Out of scope (names the adjacent capability excluded): - Live in-session AI suggestions (adjacent: real-time coaching assist) — deferred, sensitive. - Full mobile client app (adjacent: client-side mobile) — web + bot only. - Coach marketplace / public showcase (adjacent: growth surface). - Payments/billing automation (adjacent: practice-management ops) — tracked, not built in pilot. - Therapy/clinical features (boundary, not a deferral).
Acceptance Criteria (binary-testable, confidence-tagged)
- AC1 [Validated-by-design]: No session is transcribed/analysed without a recorded consent for that session.
- AC2 [Assumed]: Transcript is speaker-separated; client vs coach turns are labeled (target diarization accuracy set in metric 10).
- AC3 [Validated-by-design]: Identifying entities are replaced with placeholders before any external LLM call; a PII-leak audit on pilot sessions finds 0 raw identifiers sent externally.
- AC4 [Assumed]: Every analysis conclusion (insight/commitment/next step) is accompanied by ≥1 transcript quote.
- AC5 [Unknown→to test]: Re-running analysis on the same session yields extraction agreement within the defined noise band and F1 ≥ 0.70 vs a coach gold sample.

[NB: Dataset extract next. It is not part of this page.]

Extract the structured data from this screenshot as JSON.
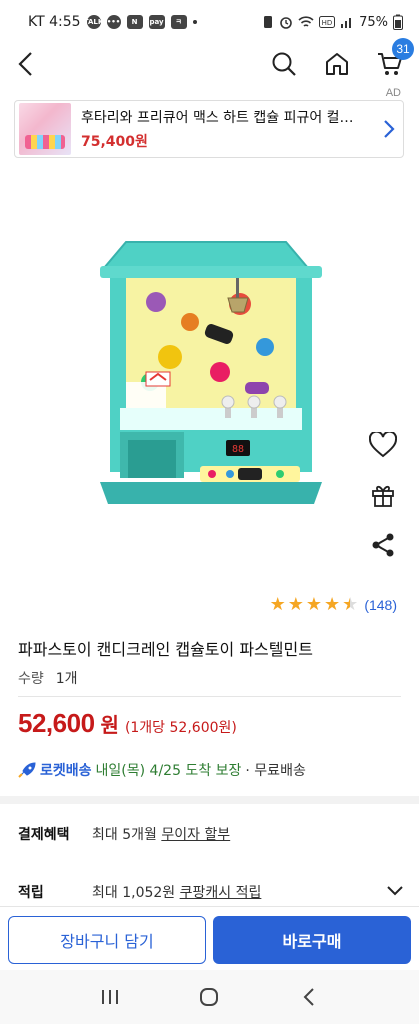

- AC6 [Validated-by-design]: The draft summary is editable and nothing is sent to a client automatically — the coach explicitly sends.
- AC7 [Assumed]: The client dossier shows, per client, accumulated insights/commitments and their status across sessions.
Dependencies
| Dependency | Owner | Status | Impact if delayed |
|---|---|---|---|
| ASR/diarization vendor (Whisper/AssemblyAI/Fireflies-class) | Eng | TBD | No transcript → blocks all |
| LLM provider(s) with switchability | Eng | TBD | Analysis pipeline |
| Pilot coaches (3–5) recruited | Founder | TBD | No validation |
| Consent/PII legal review (CCPA/CPRA) | Founder/legal | TBD | Compliance risk |
Failure Conditions & Mitigations
- ASR quality too low for target language → swap vendor; AC2 gate.
- Reproducibility below target after 3 iterations → pipeline redesign or pivot (stage 25), do not ship untrusted output.
- Out-of-scope/clinical signal in a session → alert the coach; the human decides referral; system does not act.
- Consent missing → session runs without transcription (degraded, safe).
Assumption Registry
| Assumption | Confidence | Note |
|---|---|---|
| Coaches will run real sessions through a pilot tool | Assumed | Validate in pilot |
| F1 ≥ 0.70 = "client-safe" | Unknown | Inherited from plan page; recalibrate |
| Depersonalisation is feasible without wrecking analysis quality | Assumed | Test in pipeline |
| Payer = coach | Unknown | Open business-model question |
Zero-Question Score (self-assessed)
~0.7 — the what is specified and testable; the open unknowns (reproducibility threshold, payer, vendor choice) are explicitly marked, not hidden. Not a true zero-question spec because two load-bearing items (AC5 threshold, payer) remain Unknown by nature at concept stage.
Self-Critique (≥3)
- AC5 is the spec's keystone and is the least certain — the spec is only as strong as the unproven reproducibility result.
- "Light edits / sent" as the success proxy may not equal genuine trust; a direct trust measure may be needed.
- The dossier (AC7) is in-scope but thin here; if continuity is actually core to retention, this under-specifies it (deliberate, to keep pilot small).